The text below the map in the book (not reproduced on the image) is: The map above was created by cartographer Sam Lehman to show that the 12 counties of Old Frederick County contain nine distinct valleys and watersheds that empty independently into the Potomac River. Four counties from Old Augusta County are included. The independent valleys, as defined by their land- water basins from right-to-left are: Shenandoah Valley, Opequon Creek Valley, Back Creek Valley, Sleepy Creek Valley, Great Cacapon Valley, Little Cacapon Valley, South Branch Valley, Pattersons Creek Valley, and New Creek Valley.

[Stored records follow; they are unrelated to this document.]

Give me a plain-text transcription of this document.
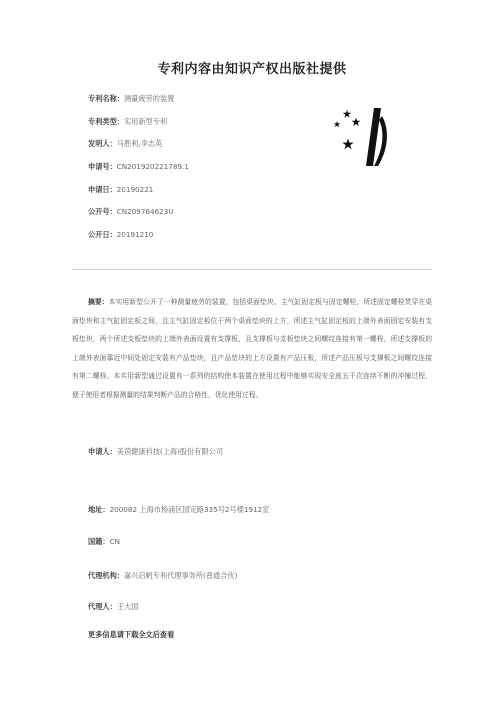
专利内容由知识产权出版社提供
专利名称：测量疲劳的装置
专利类型：实用新型专利
发明人：马胜利,李志英
申请号：CN201920221789.1
申请日：20190221
公开号：CN209764623U
公开日：20191210
摘要：本实用新型公开了一种测量疲劳的装置，包括桌面垫块、主气缸固定板与固定螺栓，所述固定螺栓贯穿在桌面垫块和主气缸固定板之间，且主气缸固定板位于两个桌面垫块的上方，所述主气缸固定板的上端外表面固定安装有支板垫块，两个所述支板垫块的上端外表面设置有支撑板，且支撑板与支板垫块之间螺纹连接有第一螺栓，所述支撑板的上端外表面靠近中间处固定安装有产品垫块，且产品垫块的上方设置有产品压板，所述产品压板与支撑板之间螺纹连接有第二螺栓。本实用新型通过设置有一系列的结构使本装置在使用过程中能够实现安全座五千次连续不断的冲撞过程，便于使用者根据测量的结果判断产品的合格性，优化使用过程。
申请人：美茵健康科技(上海)股份有限公司
地址：200082 上海市杨浦区国定路335号2号楼1912室
国籍：CN
代理机构：嘉兴启帆专利代理事务所(普通合伙)
代理人：王大国
更多信息请下载全文后查看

This map was further discussed on the WVHampsh mailing list.

Part of that discussion is reproduced below, at Dr. Kerns' suggestion.

 

For the sake of those who might not be familiar with a historical term that we use (Old Frederick County), there are numerous ways to explain it. Most people define it is in terms of the present 12 Counties (seven of them in West Virginia) that formed from Old Frederick County of 1743. There were social, economic and political reasons for the formation of each County and those boundaries are the most important.

Another way to slice the pie is to draw boundaries around valleys or water basins, which happens to be my preferred paradigm when dealing with the earliest settlements. There are nine of these water basins meaning there are nine unconnected rivers that flow through Old Frederick County, and all empty into the Potomac River. From East-to West, the nine water basins (rivers) are:

  1. Shenandoah River flows through Page, Warren, Shenandoah, and Frederick Counties in Virginia, and Jefferson County in WV. (Of course the Shenandoah also passes through Rockingham and Augusta Counties)
  2. Opequon Creek flows through Frederick County in VA and Jefferson and Berkeley Counties, WV.
  3. Back Creek flows through Frederick County and Berkeley County, WV
  4. Sleepy Creek flows through Frederick County and Morgan County, WV.
  5. Great Cacapon River flows through Hardy, Hampshire and Morgan Counties, WV
  6. Little Cacapon River flows through Hampshire County.
  7. South Branch of the Potomac River flows through Grant, Hampshire and Hardy Counties, WV
  8. Patterson's Creek flows through Grant and Mineral Counties WV.
  9. New Creek flows through Mineral County, WV

Settlement in each valley developed distinct cultural characteristics; different approaches to using land, development of roads and mills. Cacapon Valley was primarily English speaking people, whereas Patterson's Creek and the South Branch settlements were formed by a heavy element of Dutch and Germans. The Germans were the best farmers among the immigrants. The Shenandoah and Opequon water basins contained the majority of plantations, whereas New Creek farmers owned small plots of land on hillsides or mountain tops. When roads were developed across mountains to connect the valleys, the Clerk of the Court received petitions from citizens. A court order was issued for a person to lay out the course of the road; another to oversee construction, and neighbors (tithables) who lived within 5-8 miles on either side of the road were to perform free labor.